Alphabet (NASDAQ:GOOGL) vaulted to a $4 trillion market valuation on Monday, completing a dramatic narrative shift from a company once accused of losing its step in the artificial intelligence race to the world's second-most valuable public firm.
The Google parent’s stock has surged roughly 65% in 2025, outperforming its "Magnificent Seven" peers and recently overtaking Apple in market capitalization for the first time in nearly seven years.
The rally gained fresh momentum in early January after a flurry of reports confirmed Alphabet’s expanding dominance across the AI hardware and software stacks.
The primary catalyst for this $4 trillion milestone is the market's re-evaluation of Google Cloud.
Long considered a laggard behind Amazon and Microsoft, the unit has transformed into a high-margin growth engine.
In the third quarter of 2025, Cloud revenue jumped 34%, fueled by a record $155 billion backlog of sales contracts.
Investor sentiment was further bolstered by a rare technology bet from Warren Buffett’s Berkshire Hathaway, which disclosed a $4.3 billion stake in late 2025.
The "Oracle of Omaha" reportedly cited Google’s "zero-marginal-cost" advertising model and its superior vertical integration in AI as key reasons for the investment.

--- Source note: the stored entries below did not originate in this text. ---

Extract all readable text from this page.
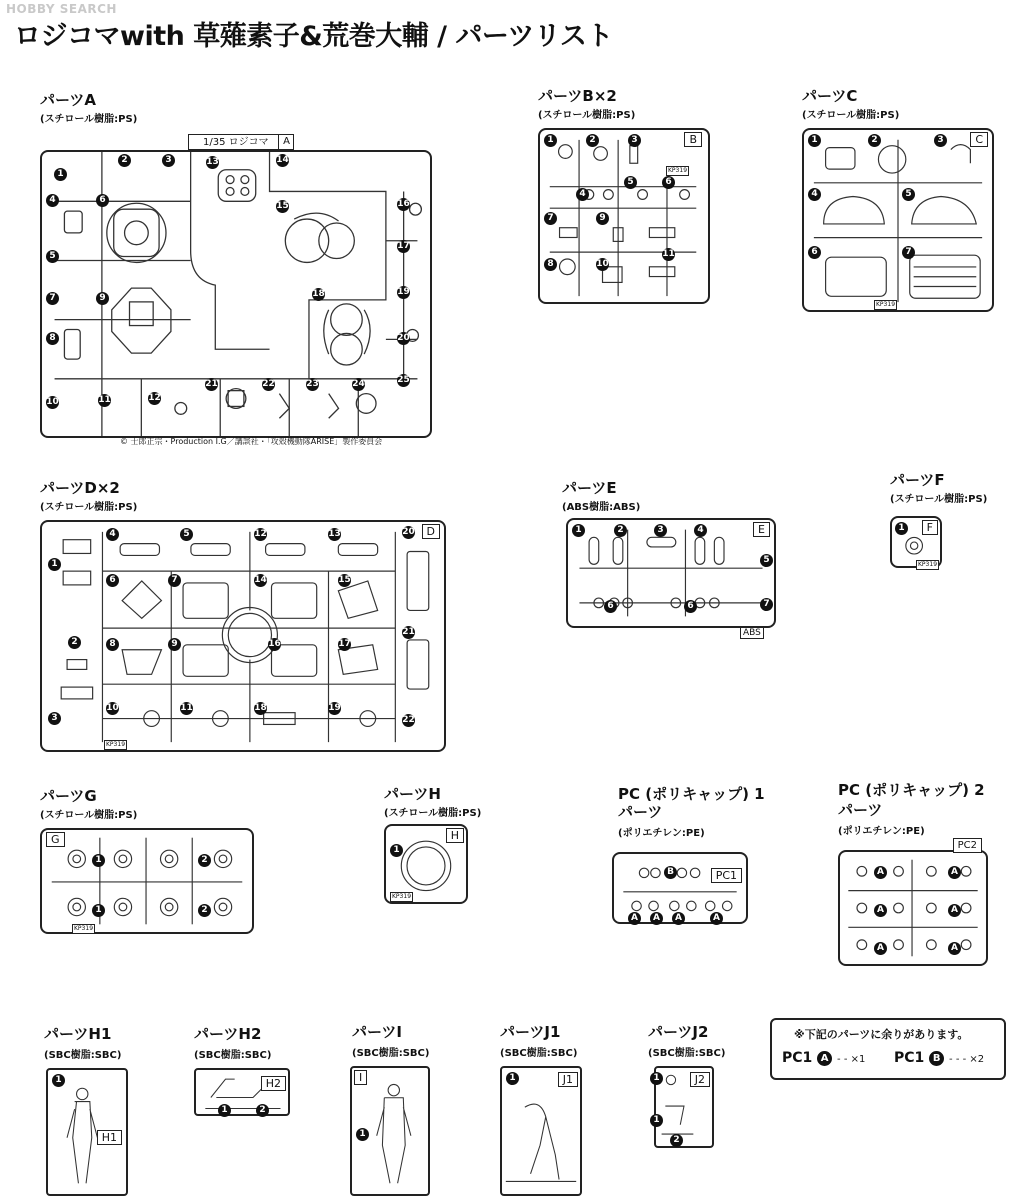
HOBBY SEARCH
ロジコマwith 草薙素子&荒巻大輔 / パーツリスト
パーツA
(スチロール樹脂:PS)
1/35 ロジコマ	A
1
2	3
4
5
6
7
8
9
10	11	12
13	14
15	16
17
18	19
20
21	22	23	24	25
© 士郎正宗・Production I.G／講談社・「攻殻機動隊ARISE」製作委員会
パーツB×2
(スチロール樹脂:PS)
B
1	2	3
4
5	6
7
8
9
10
11
KP319
パーツC
(スチロール樹脂:PS)
C
1	2	3
4	5
6	7
KP319
パーツD×2
(スチロール樹脂:PS)
D
1
2
3
4	5
6	7
8	9
10	11
12	13
14	15
16	17
18	19
20
21
22
KP319
パーツE
(ABS樹脂:ABS)
E
1	2	3	4
5
6	6	7
ABS
パーツF
(スチロール樹脂:PS)
F
1
KP319
パーツG
(スチロール樹脂:PS)
G
1	2
1	2
KP319
パーツH
(スチロール樹脂:PS)
H
1
KP319
PC (ポリキャップ) 1
パーツ
(ポリエチレン:PE)
PC1
B
A	A	A	A
PC (ポリキャップ) 2
パーツ
(ポリエチレン:PE)
PC2
A	A
A	A
A	A
パーツH1
(SBC樹脂:SBC)
H1
1
パーツH2
(SBC樹脂:SBC)
H2
1	2
パーツI
(SBC樹脂:SBC)
I
1
パーツJ1
(SBC樹脂:SBC)
J1
1
パーツJ2
(SBC樹脂:SBC)
J2
1
1
2
※下記のパーツに余りがあります。
PC1 A - - ×1 PC1 B - - - ×2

Alphabet’s decision to rent out its custom-designed Tensor Processing Units (TPUs) to external customers has also proved a masterstroke.
The Information recently reported that Meta Platforms is in talks to spend billions on Alphabet’s chips for its own data centers starting in 2027, a move that would position Google as a formidable direct competitor to Nvidia.
On the software front, the launch of Gemini 3 in late 2025 has put intense pressure on OpenAI.
While GPT-5 was met with mixed reviews, Gemini 3 has been praised for its multimodal efficiency and on-device performance.
Samsung Electronics plans to double the number of its mobile devices powered by Gemini features to 800 million units in 2026, creating a massive consumer distribution moat that Apple is still struggling to match.
The company's core advertising business has remained resilient despite regulatory scrutiny.
Sentiment was aided by a September court ruling that allowed Alphabet to maintain control over its Chrome browser and Android operating system, removing a "break-up" threat that had previously capped the stock’s valuation.
Alphabet now joins an elite tier of only four companies—Nvidia, Microsoft, and Apple—to ever cross the $4 trillion mark.